L'alarme de mon iPhone sonne et apparaît : « Penser inscription Maxi-Race. »

Je suis connectée à l'heure et c'est parti pour saisir mes données personnelles et mes numéros de carte bleue à une vitesse éclair (plus vite que les pré-soldes chez Zara !).

Réponse dix jours plus tard : j'ai mon dossard. Ce sera mon défi de l'année et je vais le réaliser !


Courir contribue à mon bon équilibre. J'aime être en extérieur, que ce soit le matin quand la ville se réveille, le dimanche dans les parcs ou en vacances pour découvrir l'environnement. Je le fais sans réfléchir et sans penser EF ou fractionné. Fin janvier, je suis fatiguée et décide de faire appel à un coach pour me structurer et progresser.


Julien Dolay entre alors dans l'aventure ! Il me fait découvrir de nouvelles sorties : la piste, des allures progressives et... des jours de repos ! Je m'applique à suivre ses séances et ça paie : je passe la ligne de l'Atlantic Trail le 28 février, première féminine.

Un super moment, même si je sens le dos fragile ; il crampe en fin de course. Au fil des jours, les symptômes fluctuent avec une mobilité de plus en plus réduite le matin.

J'ai une hernie discale depuis toujours qui se réveille de temps en temps, mais après tout, j'ai gagné un trail, c'est que ça va !


8 mars 2026

Une sortie longue est prévue car je prépare les 100 km d'Oléron. Ce jour-là, le corps tire un peu mais j'y vais. Je fais 2 km et la jambe droite ne veut plus rien entendre. Même marcher devient difficile. Une douleur extrême sur le trajet du nerf sciatique me pousse à appeler le 15 et j'atterris aux urgences. Les réflexes du pied droit semblent atteints, les antidouleurs habituels sont remplacés par de la morphine et six jours d'hospitalisation seront nécessaires pour calmer cette sciatique paralysante.


J'ai mal et j'ai peur. Peur de ne plus profiter de balades avec mon fils, peur de finir en fauteuil roulant, peur de ne plus pouvoir faire de sport... Je me ressaisis au troisième jour et demande une béquille. Je me déplace difficilement mais en autonomie. Mes proches me rendent visite et me changent les idées. Le personnel hospitalier me chouchoute : je suis « la jeune » du service de rhumatologie du CHU de Nantes ! Je ne courrai pas Oléron et je l'accepte sans regret car ma priorité est de me rétablir. Mon défi de l'année reste la Maxi-Race et personne ne peut prédire mon évolution dans trois mois.

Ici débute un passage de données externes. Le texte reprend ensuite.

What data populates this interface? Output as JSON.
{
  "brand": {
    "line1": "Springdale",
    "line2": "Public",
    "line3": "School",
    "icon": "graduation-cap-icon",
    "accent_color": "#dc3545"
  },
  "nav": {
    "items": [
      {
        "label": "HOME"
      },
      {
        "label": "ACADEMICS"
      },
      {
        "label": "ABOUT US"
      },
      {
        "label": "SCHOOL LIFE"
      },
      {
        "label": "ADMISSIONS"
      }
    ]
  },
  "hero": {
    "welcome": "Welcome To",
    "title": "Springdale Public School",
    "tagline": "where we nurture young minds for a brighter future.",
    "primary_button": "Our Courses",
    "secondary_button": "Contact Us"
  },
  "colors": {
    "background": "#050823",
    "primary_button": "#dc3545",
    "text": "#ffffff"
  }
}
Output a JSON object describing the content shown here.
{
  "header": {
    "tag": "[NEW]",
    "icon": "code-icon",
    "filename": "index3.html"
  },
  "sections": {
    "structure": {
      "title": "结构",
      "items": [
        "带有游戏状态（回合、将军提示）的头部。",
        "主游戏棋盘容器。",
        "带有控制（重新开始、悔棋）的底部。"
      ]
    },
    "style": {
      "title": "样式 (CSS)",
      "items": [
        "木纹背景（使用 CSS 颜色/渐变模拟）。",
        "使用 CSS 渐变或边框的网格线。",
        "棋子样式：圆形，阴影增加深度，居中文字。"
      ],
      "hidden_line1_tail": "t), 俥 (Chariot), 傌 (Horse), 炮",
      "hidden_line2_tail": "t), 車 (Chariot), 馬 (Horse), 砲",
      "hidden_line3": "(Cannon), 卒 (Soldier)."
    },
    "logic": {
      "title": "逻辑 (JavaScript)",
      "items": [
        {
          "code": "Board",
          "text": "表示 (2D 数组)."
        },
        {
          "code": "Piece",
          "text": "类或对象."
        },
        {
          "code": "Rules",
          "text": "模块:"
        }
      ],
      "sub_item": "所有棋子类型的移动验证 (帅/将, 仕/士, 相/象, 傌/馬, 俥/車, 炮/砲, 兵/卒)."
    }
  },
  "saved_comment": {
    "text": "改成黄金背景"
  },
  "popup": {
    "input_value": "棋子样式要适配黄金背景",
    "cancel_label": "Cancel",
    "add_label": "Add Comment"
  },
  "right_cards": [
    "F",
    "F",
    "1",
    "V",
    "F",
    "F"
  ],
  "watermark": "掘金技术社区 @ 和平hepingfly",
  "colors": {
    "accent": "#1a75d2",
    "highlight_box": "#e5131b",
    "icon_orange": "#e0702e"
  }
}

Dix jours après la sortie de l'hôpital, je trottine à nouveau, doucement, avec une jambe et un pied encore engourdis, mais ça suffit à me rendre heureuse. Julien s'adapte et me concocte un programme de reprise que l'on ajuste au fur et à mesure : marche rapide, Cyrano, respiration nasale... Je ne vais pas aussi vite qu'avant mais j'explore de nouveaux horizons et je passe du temps sur les sentiers.


14 avril 2026

Dernier jour pour céder mon dossard. Je réfléchis longuement car physiquement je ne suis pas en état, mais dans quarante jours ? Dans cette aventure montagneuse, j'embarque ma sœur, son copain et mon conjoint. Leurs congés sont posés, les billets d'avion réservés et le chalet avec vue sur le lac aussi.


Ma décision est prise : je garde mon dossard pour ne rien regretter. Les jours avancent, ça progresse. On inclut du D+ et ça passe, avec des douleurs certains jours et en marchant plus que prévu, souvent, mais je m'accroche. Le mental se forge sur les sorties « hamster » de quatre heures sur la même côte. Je perfectionne mon sommeil et mon alimentation, je fais mes exercices de mobilité, j'impose à mes proches des repas plus tôt, des dimanches d'absence et des restos au Perrier ! Et mi-mai, j'y crois : je vais prendre ce départ.



31 mai. SAS 6. 2 h 32

On y est ! Je suis sur une ligne de départ persuadée de pouvoir franchir l'arrivée.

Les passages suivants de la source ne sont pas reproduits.